The Rev. David Berger lead a Mass at the school gymnasium and blessed the 97 graduation rings of the junior class, which will graduate in 2011.
"It's a milestone for them," said Brigid Sonntag, a volunteer whose daughter graduated from St. Joseph in 1999 and son in 2007. "It's another stepping stone."
St. Joseph President William McArdle passed out the white boxes containing a ring and school medal.
McArdle stressed the importance of the school's mission of faith, morals and values.
"It's been a long-standing tradition," McArdle said, about the blessing of the rings.
He did not have a date as to when the first blessing was.
Michael's mother, Virginia Petrash, anxiously awaited for her son's name to be called.
She quickly began snapping pictures with her digital camera as soon as his row stood up.
"It's a symbol for us that he's almost there," she said in a bittersweet tone.

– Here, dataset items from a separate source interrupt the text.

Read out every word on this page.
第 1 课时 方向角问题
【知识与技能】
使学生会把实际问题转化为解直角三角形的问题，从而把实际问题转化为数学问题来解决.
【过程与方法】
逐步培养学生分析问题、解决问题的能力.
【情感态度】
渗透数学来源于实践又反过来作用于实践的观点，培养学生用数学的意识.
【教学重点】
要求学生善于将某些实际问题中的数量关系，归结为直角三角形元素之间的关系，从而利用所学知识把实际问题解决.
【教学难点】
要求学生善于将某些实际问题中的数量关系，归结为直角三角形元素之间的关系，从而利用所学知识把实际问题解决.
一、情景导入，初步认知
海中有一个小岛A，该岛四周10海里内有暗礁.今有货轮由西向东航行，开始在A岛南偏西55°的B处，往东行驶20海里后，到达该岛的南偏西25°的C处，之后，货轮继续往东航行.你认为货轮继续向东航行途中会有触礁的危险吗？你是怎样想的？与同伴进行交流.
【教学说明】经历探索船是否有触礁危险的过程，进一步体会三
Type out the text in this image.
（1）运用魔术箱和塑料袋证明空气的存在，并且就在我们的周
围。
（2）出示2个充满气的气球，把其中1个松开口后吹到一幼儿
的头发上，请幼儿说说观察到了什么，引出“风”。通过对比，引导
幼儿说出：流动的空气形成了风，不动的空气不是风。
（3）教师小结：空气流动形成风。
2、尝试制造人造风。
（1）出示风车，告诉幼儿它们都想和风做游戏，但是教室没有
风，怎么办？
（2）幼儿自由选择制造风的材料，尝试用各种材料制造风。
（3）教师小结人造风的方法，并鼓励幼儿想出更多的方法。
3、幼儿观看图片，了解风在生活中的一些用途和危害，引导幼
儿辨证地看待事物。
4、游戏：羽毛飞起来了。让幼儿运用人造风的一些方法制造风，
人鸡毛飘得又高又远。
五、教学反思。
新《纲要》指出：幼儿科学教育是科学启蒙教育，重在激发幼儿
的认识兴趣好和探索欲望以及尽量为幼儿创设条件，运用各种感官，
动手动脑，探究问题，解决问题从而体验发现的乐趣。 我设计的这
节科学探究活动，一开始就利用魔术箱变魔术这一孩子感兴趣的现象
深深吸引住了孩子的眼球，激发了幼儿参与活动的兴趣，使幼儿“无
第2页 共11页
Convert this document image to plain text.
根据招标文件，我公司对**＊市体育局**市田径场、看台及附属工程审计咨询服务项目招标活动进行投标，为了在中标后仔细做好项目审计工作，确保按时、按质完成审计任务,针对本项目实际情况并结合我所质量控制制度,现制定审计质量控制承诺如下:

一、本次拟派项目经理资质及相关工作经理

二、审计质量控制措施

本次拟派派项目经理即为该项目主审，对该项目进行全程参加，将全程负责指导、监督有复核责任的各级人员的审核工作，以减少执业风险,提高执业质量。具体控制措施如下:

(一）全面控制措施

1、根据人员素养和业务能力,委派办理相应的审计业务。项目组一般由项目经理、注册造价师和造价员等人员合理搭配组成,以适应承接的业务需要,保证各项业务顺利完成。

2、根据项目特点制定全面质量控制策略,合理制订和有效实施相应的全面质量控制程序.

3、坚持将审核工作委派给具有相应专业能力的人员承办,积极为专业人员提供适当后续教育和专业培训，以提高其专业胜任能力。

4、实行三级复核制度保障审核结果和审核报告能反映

Her son wants to get an appointment to the Westpoint United States Military Academy in New York after graduation, he said. He is also considering the Air Force Academy.
Michael has learned a lot at the school and is ready to answer the calling God gives him, he said.
"St. Joseph is part of the process of fulfilling God's purpose for me," he said.
While Michael has one more year to hold on to playing on the soccer team and playing bass guitar in the school band, his mother has one more year to hold onto her youngest son.
"For us, St. Joseph, the saint, is an important spirit in his guiding light," she said with a smile.